Questions to ask a prospective personal trainer
To further help you choose your trainer, ask them some pointed questions designed to weed out the wheat from the chaff…
- Can they provide references or are they prepared to introduce you to current/previous clients?
- What hours/days of the week do they operate and do they work at the times you are available to train?
- Have they worked with clients with similar goals to you?
- What is their cancellation policy – for you and for them?
- What is their refund policy?
- Do they offer block booking discounts?
- What type of pre-exercise and continual assessments do they use?
- How/where do they store your personal information?
- What additional support do they offer?
- What workshops/additional learning have they had recently?

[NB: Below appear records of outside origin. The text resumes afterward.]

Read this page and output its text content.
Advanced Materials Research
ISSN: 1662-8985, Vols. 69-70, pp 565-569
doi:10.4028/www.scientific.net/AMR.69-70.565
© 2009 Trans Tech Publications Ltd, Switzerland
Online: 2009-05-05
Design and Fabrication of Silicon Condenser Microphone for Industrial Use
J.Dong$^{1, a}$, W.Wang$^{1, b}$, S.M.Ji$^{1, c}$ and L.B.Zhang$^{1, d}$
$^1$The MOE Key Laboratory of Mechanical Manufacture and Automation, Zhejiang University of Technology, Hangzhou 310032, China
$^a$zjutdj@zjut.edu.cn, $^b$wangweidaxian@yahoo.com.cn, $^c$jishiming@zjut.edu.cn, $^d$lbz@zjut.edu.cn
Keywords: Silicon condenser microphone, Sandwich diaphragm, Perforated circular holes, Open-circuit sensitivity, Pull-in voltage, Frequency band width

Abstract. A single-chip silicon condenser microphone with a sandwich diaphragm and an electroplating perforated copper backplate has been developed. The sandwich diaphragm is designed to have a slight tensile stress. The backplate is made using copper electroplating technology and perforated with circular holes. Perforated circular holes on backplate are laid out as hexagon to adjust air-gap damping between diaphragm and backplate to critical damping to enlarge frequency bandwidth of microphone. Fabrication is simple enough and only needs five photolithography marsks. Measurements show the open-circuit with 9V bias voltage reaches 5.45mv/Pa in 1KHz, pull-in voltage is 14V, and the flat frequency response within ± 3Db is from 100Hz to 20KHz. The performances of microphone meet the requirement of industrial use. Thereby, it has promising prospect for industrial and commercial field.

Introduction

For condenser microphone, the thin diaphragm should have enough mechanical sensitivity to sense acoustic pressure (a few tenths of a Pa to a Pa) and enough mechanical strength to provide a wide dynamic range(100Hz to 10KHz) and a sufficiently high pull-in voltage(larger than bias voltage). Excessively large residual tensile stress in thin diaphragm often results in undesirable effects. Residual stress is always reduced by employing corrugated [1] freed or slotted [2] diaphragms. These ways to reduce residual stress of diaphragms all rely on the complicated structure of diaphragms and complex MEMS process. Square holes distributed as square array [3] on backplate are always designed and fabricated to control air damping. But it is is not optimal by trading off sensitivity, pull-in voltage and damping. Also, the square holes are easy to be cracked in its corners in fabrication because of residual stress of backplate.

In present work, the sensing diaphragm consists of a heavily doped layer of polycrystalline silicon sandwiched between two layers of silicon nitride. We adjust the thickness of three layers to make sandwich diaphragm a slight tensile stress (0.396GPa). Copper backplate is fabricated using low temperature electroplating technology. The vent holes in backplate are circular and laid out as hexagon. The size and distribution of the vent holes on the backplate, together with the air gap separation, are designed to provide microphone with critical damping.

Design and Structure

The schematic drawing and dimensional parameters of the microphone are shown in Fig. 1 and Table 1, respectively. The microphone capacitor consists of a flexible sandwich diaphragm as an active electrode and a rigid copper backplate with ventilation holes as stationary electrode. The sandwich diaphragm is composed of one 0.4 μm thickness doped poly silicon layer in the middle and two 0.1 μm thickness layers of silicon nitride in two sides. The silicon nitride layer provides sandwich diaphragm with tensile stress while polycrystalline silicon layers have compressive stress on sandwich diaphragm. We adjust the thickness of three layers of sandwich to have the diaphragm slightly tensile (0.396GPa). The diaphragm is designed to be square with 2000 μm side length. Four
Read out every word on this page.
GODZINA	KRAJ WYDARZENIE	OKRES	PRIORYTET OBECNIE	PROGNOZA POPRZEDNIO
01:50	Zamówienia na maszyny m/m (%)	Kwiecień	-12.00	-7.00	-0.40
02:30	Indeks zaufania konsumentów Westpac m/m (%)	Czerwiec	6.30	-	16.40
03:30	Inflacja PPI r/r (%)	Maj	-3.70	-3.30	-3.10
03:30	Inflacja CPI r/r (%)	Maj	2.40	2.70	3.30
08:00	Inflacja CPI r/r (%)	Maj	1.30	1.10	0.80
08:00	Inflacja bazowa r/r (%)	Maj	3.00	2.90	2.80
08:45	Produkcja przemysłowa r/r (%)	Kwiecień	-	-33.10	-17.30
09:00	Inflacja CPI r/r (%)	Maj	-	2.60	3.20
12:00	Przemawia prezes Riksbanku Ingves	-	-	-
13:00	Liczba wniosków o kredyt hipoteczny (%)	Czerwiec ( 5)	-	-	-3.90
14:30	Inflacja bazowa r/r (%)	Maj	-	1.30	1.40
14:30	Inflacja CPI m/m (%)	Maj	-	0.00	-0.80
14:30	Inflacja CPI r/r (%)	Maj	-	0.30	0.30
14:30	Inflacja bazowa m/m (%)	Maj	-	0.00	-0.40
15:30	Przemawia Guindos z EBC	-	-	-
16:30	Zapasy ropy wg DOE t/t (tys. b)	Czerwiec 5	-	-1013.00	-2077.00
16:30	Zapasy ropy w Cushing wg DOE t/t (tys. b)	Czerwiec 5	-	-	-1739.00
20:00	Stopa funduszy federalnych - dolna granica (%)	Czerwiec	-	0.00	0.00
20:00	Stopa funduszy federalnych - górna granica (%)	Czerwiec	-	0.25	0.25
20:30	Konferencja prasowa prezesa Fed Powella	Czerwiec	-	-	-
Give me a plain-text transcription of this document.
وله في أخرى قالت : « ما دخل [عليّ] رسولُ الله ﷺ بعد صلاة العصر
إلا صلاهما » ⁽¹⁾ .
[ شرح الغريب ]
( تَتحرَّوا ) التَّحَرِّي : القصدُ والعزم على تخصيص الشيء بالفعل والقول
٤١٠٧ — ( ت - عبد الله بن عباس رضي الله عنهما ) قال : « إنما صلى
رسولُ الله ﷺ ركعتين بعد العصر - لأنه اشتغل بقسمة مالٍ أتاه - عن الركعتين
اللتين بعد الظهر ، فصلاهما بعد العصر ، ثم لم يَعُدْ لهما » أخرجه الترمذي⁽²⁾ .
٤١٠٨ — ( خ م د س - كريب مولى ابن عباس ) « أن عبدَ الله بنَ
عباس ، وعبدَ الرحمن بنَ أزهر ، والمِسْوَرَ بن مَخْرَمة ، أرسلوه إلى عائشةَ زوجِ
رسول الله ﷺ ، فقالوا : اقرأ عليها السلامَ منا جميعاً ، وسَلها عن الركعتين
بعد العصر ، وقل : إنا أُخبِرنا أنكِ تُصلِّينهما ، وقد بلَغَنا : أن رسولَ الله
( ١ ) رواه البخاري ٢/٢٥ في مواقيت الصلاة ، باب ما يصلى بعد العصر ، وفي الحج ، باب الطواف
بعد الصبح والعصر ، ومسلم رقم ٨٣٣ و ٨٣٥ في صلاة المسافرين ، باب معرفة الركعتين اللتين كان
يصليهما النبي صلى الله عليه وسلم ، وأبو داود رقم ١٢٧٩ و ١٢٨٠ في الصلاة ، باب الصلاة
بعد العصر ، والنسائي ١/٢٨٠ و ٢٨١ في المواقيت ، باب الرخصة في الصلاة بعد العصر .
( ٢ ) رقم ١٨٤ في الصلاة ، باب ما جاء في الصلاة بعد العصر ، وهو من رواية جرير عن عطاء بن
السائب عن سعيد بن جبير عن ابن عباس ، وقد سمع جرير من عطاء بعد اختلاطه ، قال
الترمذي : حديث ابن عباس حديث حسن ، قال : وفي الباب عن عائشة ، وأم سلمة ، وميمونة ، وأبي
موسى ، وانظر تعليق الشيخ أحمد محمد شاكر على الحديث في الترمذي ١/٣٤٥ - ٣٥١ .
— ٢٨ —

As the client, you are essentially the trainer’s boss and, for the hour you are paying them, they are your employee. This means that, although they are leading the session, they should always make sure you get what you want and get the best possible service from them.
Personal training is a competitive market so don’t be afraid to sack your trainer and find a new one if you don’t feel you are getting what you have paid for. However, remember that there are 168-hours in a week and the three you spend with your trainer won’t amount to a hill of beans if you don’t eat well and live healthily for the rest of the week. Your relationship with your trainer is (or should be) symbiotic!